Content Curators

How do you establish yourself as an opinion leader with online social media?  You become a content curator.  It’s that easy.  Well… not quite easy…

Let’s start with defining what content curators are:

“Content curators are individuals, or companies, who continually sort through all the online content that is available within a specific interest group, pick out the best and most valuable, and share it with their followers.”

It’s not enough to just ‘be on’ Facebook.  You need to have something to say – but you also need your followers to trust what you have to say.  Here’s where becoming a content curator makes all the difference.  Content curatorship helps to establish you as an opinion leader – why – because you’re ‘in the know’.  You’re following the current trends AND you’re responding to them.  This communicates to your audience and stakeholders that you know what you’re talking about and, therefore; what you have to say is valuable.

At timslatter.com we aim to establish our clients as opinion leaders by managing their own content with the content that is already out there.

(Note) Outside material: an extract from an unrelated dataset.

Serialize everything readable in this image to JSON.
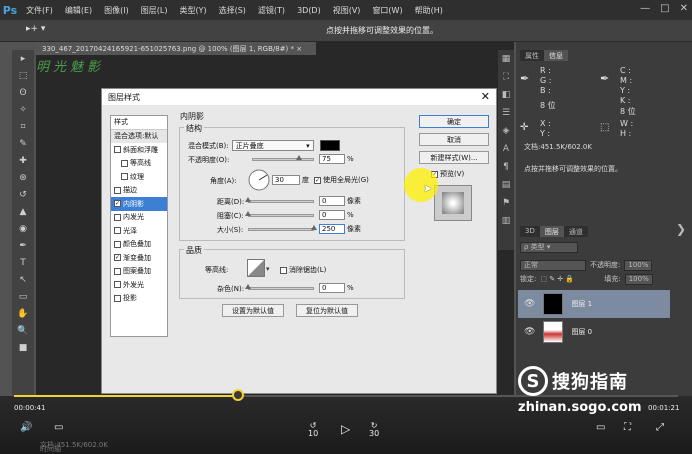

This balance is essential to building your online reputation and keeping it valued.

Rohit Bhargava puts it like this:

In the near future, experts predict that content on the web will double every 72 hours. The detached analysis of an algorithm will no longer be enough to find what we are looking for. To satisfy the people’s hunger for great content on any topic imaginable, there will need to be a new category of individual working online. Someone whose job it is not to create more content, but to make sense of all the content that others are creating. To find the best and most relevant content and bring it forward.

The people who choose to take on this role will be known as Content Curators. The future of the social web will be driven by these Content Curators, who take it upon themselves to collect and share the best content online for others to consume and take on the role of citizen editors, publishing highly valuable compilations of content created by others.

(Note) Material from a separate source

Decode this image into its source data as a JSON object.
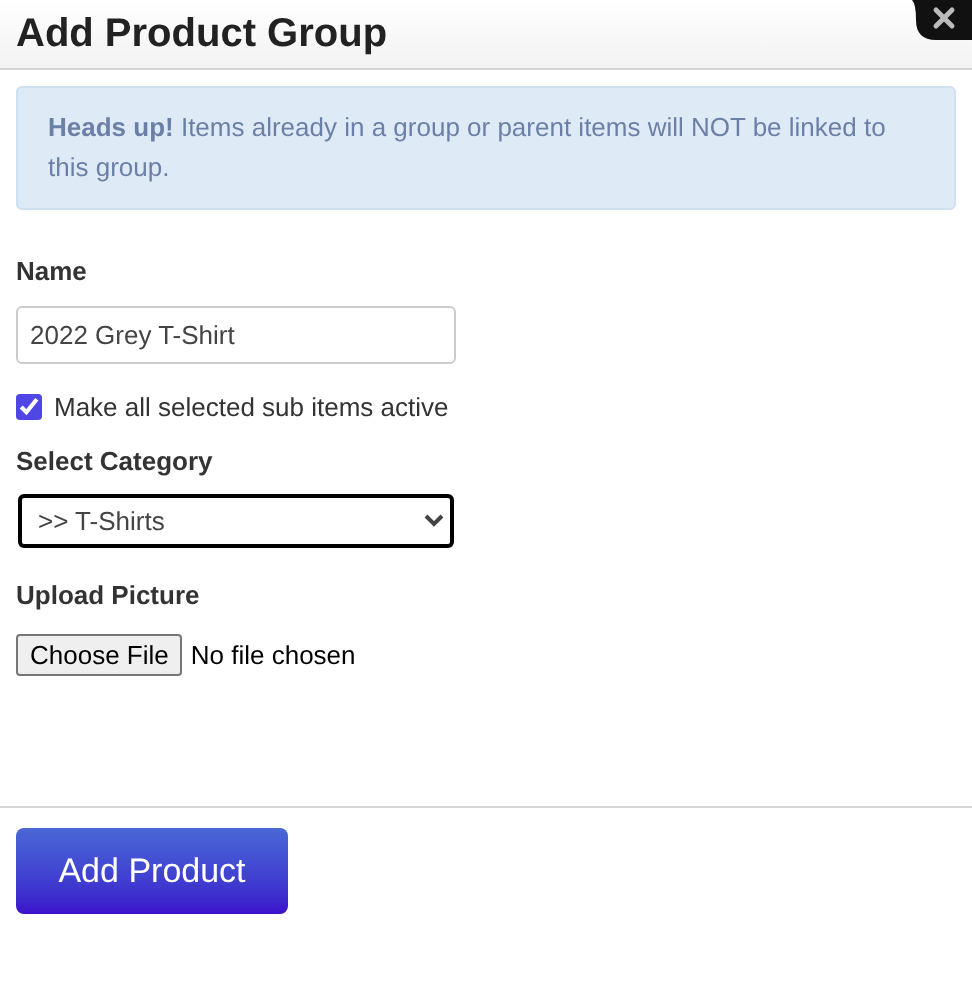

In time, these curators will bring more utility and order to the social web. In doing so, they will help to add a voice and point of view to organizations and companies that can connect them with customers – creating an entirely new dialogue based on valued content rather than just brand created marketing messages.

I read recently that content curators will become like ‘individual Googles’.  The point that this statement makes is that the internet is saturated with blogs, videos and pictures and it’s hard for people to make a wise choice in the clicks that they make.

They will start to turn to the content curators, the one’s who give good advice on what content to follow.